L’association souffre, en outre, d’un turnover important, preuve que le salariat ne suffit pas à alléger les contraintes. Quant aux accueillants indépendants, les décrets ne modifient guère leur situation, excepté en assouplissant les modalités d’agrément et en instituant un « tiers régulateur » pour assister les deux parties dans leurs démarches.

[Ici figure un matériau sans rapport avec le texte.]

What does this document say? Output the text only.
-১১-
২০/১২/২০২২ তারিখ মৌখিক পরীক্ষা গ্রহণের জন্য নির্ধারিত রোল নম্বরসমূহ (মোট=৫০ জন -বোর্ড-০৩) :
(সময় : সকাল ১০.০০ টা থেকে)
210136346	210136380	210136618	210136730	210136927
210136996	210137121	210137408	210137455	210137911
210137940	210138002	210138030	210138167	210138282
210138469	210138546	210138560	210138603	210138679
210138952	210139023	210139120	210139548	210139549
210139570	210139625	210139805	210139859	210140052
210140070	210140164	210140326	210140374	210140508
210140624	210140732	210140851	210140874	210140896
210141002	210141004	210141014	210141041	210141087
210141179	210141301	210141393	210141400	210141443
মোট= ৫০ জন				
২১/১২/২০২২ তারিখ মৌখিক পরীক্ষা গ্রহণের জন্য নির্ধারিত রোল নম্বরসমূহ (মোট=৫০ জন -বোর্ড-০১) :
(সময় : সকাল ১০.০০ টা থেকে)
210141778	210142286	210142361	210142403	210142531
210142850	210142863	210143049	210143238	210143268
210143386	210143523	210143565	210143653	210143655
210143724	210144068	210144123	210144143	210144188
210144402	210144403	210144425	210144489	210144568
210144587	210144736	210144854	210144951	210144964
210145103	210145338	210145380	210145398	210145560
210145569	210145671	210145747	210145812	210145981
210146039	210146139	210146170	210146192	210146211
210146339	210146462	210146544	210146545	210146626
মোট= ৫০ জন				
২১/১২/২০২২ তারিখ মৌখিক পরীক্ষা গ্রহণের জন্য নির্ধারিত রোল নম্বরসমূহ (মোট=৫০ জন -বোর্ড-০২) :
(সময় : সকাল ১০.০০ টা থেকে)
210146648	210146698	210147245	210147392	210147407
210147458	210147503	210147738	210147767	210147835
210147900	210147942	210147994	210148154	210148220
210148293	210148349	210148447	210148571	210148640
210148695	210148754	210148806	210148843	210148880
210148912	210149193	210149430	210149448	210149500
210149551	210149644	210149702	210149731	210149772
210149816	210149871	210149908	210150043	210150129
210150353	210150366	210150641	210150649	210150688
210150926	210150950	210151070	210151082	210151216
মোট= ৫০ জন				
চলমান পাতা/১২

Etienne Frommelt réclame « un statut assimilé salarié, comme pour les assistantes maternelles et familiales. Il faut réduire les écarts entre les différents types d’accueil et favoriser les passerelles », conclut-il.
Caroline Lefebvre
TÉMOIGNAGE
Christine Carrez, responsable de la mission « accueil familial » au conseil général du Nord
[4].
« Eviter l’isolement »
« Pour l’instant, aucun organisme dans le département n’a manifesté son intention de salarier des accueillants. En revanche, nous avons mis en place un dispositif d’accompagnement des accueillants familiaux indépendants. Outre ses propres équipes chargées de l’agrément et du contrôle, le conseil général a missionné quatorze organismes [associations, centres hospitaliers, etc.] pour effectuer un suivi médico-social des personnes accueillies. Lors de leurs visites mensuelles, ces professionnels jouent un rôle d’écoute et de conseil. Cette démarche, préventive, est essentielle pour éviter que les accueillants ne se retrouvent isolés, repérer les dysfonctionnements suffisamment tôt et les régler en douceur. »
CHIFFRES
Coût moyen. La personne accueillie s’acquitte auprès de l’accueillant d’une rémunération journalière minimale de 2,5 fois le smic horaire, d’une indemnité de frais d’entretien et d’un loyer. Elle peut percevoir des aides (APA, aide au logement, etc.). En emploi direct, le coût moyen est de 1400 euros mensuels lavant les aides). En accueil salarié, de 1 500 à 1950 euros.